As the cherry on top, Will just this morning remembers to tell me that the families of duet partners are supposed to sit together at the recital. Something about being able to get up and get on stage and take their places in the quickest way. Now, we have never interacted with these people before in any other capacity, but I’m really not excited about sitting next to them for an hour or more after they dropped the ball and tried to make excuses (they seem to have forgotten that they missed the first scheduled duet practice and that we always had to go to their time).
The thing you do in these situations is apologize for not holding up your end, not say lame shit like “I’m sorry this didn’t work out, we couldn’t help that our son got sick.” Sure, if by “this didn’t work out” you mean “we didn’t show up TWICE and couldn’t be bothered either time to tell people more than a couple hours in advance that we wouldn’t show up” and “oh by the way, sorry we never offered to make up for this by offering to come to your scheduled practice time or call you directly even though we had your number.”
I mean, I’m sorry it didn’t work out either, by which I mean, “Sorry I rearranged our dinner plans twice and drove to a piano rehearsal just to sit around on nights you didn’t show up and my son had homework to do and that somehow you thought calling at the last minute to set up a piano practice with your sick kid the night before the show was a fair solution.”
I’m sure they don’t see themselves as the problem and they may well be nice people, but when you (a) over-schedule yourself, (b) don’t plan ahead, (c) don’t show up when you ask other people to meet YOUR schedule, and (d) don’t keep other people informed, then the buck stops with you. You are the weakest link. Doesn’t mean it’s always going to be that way, or that you meant to do it, but you have to prove your reliability after a display like this, you don’t get to expect others to assume that you are reliable unless they have a big track record of you showing up.

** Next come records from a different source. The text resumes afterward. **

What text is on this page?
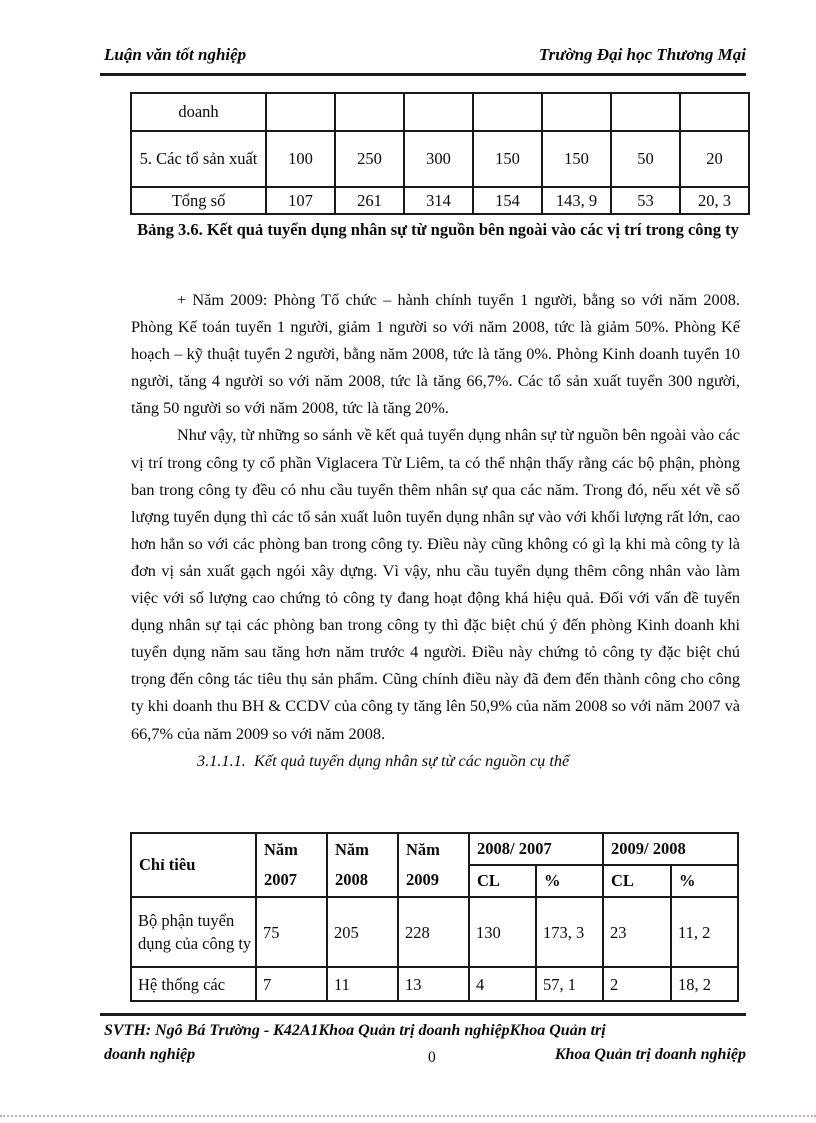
Luận văn tốt nghiệp	Trường Đại học Thương Mại
doanh							
5. Các tổ sản xuất	100	250	300	150	150	50	20
Tổng số	107	261	314	154	143, 9	53	20, 3
Bảng 3.6. Kết quả tuyển dụng nhân sự từ nguồn bên ngoài vào các vị trí trong công ty

+ Năm 2009: Phòng Tổ chức – hành chính tuyển 1 người, bằng so với năm 2008. Phòng Kế toán tuyển 1 người, giảm 1 người so với năm 2008, tức là giảm 50%. Phòng Kế hoạch – kỹ thuật tuyển 2 người, bằng năm 2008, tức là tăng 0%. Phòng Kinh doanh tuyển 10 người, tăng 4 người so với năm 2008, tức là tăng 66,7%. Các tổ sản xuất tuyển 300 người, tăng 50 người so với năm 2008, tức là tăng 20%.

Như vậy, từ những so sánh về kết quả tuyển dụng nhân sự từ nguồn bên ngoài vào các vị trí trong công ty cổ phần Viglacera Từ Liêm, ta có thể nhận thấy rằng các bộ phận, phòng ban trong công ty đều có nhu cầu tuyển thêm nhân sự qua các năm. Trong đó, nếu xét về số lượng tuyển dụng thì các tổ sản xuất luôn tuyển dụng nhân sự vào với khối lượng rất lớn, cao hơn hẳn so với các phòng ban trong công ty. Điều này cũng không có gì lạ khi mà công ty là đơn vị sản xuất gạch ngói xây dựng. Vì vậy, nhu cầu tuyển dụng thêm công nhân vào làm việc với số lượng cao chứng tỏ công ty đang hoạt động khá hiệu quả. Đối với vấn đề tuyển dụng nhân sự tại các phòng ban trong công ty thì đặc biệt chú ý đến phòng Kinh doanh khi tuyển dụng năm sau tăng hơn năm trước 4 người. Điều này chứng tỏ công ty đặc biệt chú trọng đến công tác tiêu thụ sản phẩm. Cũng chính điều này đã đem đến thành công cho công ty khi doanh thu BH & CCDV của công ty tăng lên 50,9% của năm 2008 so với năm 2007 và 66,7% của năm 2009 so với năm 2008.

3.1.1.1.  Kết quả tuyển dụng nhân sự từ các nguồn cụ thể
Chỉ tiêu	Năm 2007	Năm 2008	Năm 2009	2008/ 2007		2009/ 2008	
				CL	%	CL	%
Bộ phận tuyển dụng của công ty	75	205	228	130	173, 3	23	11, 2
Hệ thống các	7	11	13	4	57, 1	2	18, 2
SVTH: Ngô Bá Trường - K42A1Khoa Quản trị doanh nghiệpKhoa Quản trị
doanh nghiệp	0	Khoa Quản trị doanh nghiệp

Well, that was a bit cathartic. Like I said, my hope is simply that these folks don’t try to talk to us much at all. Smile and nod. Because if we get into any kind of discussion where they start offering excuses and fishing for a “we understand and don’t blame you at all” response, they aren’t getting it from me. Likewise, as long as Will gets to play and has a good time, I don’t feel the need to chastise them either. I hope their kid plays great. It’s just that I trust people up to a point, and if they lose that trust they have to earn it back somehow. And I feel our society as a whole likes to avoid holding people accountable for anything.
So my lovely wife and I could use your best wishes for a great show and as little interaction as possible with these folks. We get through Saturday and hopefully everyone gets a chance to take a deep breath!